Les prix de vente ont augmenté autour de 63€/ m3 et jusqu’à 110 € en cas de qualité excellente. Les troncs se récoltent à une circonférence de 1,4 m, avec plus de 1m3 par arbre, sans compter le houppier utilisable en bois énergie. Ce contexte porteur rend la populiculture à nouveau rentable pour les propriétaires.

Soigner la plantation

La plantation s’effectue en plantant des plançons de deux ans (5 à 6 m) à un mètre de profondeur. Avec le réchauffement climatique et la conservation en frigo des plants, les dates de plantation peuvent être plus tardives (jusqu’en juin). Le stockage au froid a l’avantage de stimuler la rhizogénèse (développement des racines).

Les planteurs utilisent soit une tarière, une pelle mécanique ou une dent de sous-solage, mieux adaptée aux sols compacts, limoneux-argileux. Eric Vandromme emploie aussi une planteuse Rabaud qui effectue un trou à l’avant du tracteur, pendant qu’à l’arrière le plant est enfoncé et de la terre fine ramenée sur les côtés. Il est important de ne pas laisser de poches d’air près du plant. En argile, l’expert préconise de réaliser un trou avec une minipelle de 18 tonnes plusieurs mois avant la plantation. Certains repassent avec la grue pour mettre un peu de terre sur chaque pied, ce qui permet aussi d’avoir un espace désherbé.

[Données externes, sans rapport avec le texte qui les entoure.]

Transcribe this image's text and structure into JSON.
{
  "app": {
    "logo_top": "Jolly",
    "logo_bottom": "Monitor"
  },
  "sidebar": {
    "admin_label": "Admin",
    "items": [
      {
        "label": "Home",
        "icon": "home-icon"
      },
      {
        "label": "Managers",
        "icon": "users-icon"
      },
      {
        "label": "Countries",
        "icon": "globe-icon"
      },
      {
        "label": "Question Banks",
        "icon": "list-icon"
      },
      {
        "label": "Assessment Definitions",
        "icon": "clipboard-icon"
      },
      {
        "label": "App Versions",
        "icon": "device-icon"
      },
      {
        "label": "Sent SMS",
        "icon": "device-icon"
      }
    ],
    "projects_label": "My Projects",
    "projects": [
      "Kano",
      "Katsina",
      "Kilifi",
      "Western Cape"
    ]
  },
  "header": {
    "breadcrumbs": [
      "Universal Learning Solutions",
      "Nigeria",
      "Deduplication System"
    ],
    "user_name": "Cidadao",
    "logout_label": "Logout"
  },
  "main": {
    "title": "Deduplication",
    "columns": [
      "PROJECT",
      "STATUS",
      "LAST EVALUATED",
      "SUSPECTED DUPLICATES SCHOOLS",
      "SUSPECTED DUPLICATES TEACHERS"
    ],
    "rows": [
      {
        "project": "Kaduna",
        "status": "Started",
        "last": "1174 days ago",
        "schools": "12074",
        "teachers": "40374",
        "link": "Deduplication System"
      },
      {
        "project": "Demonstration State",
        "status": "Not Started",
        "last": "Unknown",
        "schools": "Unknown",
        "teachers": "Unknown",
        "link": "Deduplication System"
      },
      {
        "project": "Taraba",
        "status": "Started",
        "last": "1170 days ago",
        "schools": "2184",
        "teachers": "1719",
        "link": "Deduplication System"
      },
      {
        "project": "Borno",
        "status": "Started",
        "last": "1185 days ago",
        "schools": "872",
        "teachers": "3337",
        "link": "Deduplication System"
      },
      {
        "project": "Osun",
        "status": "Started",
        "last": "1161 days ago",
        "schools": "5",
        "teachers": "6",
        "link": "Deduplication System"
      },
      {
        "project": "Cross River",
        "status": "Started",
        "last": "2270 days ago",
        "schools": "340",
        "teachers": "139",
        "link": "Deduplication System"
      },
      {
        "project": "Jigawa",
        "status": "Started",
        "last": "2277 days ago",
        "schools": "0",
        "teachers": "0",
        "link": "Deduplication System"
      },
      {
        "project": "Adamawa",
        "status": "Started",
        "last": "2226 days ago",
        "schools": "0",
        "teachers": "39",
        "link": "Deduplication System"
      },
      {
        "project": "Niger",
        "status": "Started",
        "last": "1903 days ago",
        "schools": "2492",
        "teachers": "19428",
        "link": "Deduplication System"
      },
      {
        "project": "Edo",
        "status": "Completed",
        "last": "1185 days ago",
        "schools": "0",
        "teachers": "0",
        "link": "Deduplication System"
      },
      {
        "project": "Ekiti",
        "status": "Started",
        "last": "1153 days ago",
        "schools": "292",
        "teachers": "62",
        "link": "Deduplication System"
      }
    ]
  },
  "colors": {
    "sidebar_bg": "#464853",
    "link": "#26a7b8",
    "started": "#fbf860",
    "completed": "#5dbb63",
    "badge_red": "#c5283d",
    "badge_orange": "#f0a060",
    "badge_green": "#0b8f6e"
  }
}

La concurrence avec les adventices peut être féroce. Elle doit dans tous les cas être limitée pour optimiser la pousse de l’arbre, et ce dès les premières semaines. Il est possible de réaliser un disquage en avril-mai. Après la plantation, la pose de protection s’avère indispensable contre les dégâts de chevreuil.

L’élagage reste une étape importante (souvent à 2, 4 et 6 ans). Soligo nécessite une intervention rapide. Diva, avec ses branches fines, dispose d’une facilité d’élagage. Koster fournit beaucoup de petites branches. « D’une variété à l’autre, il faut une main douce ou ferme ».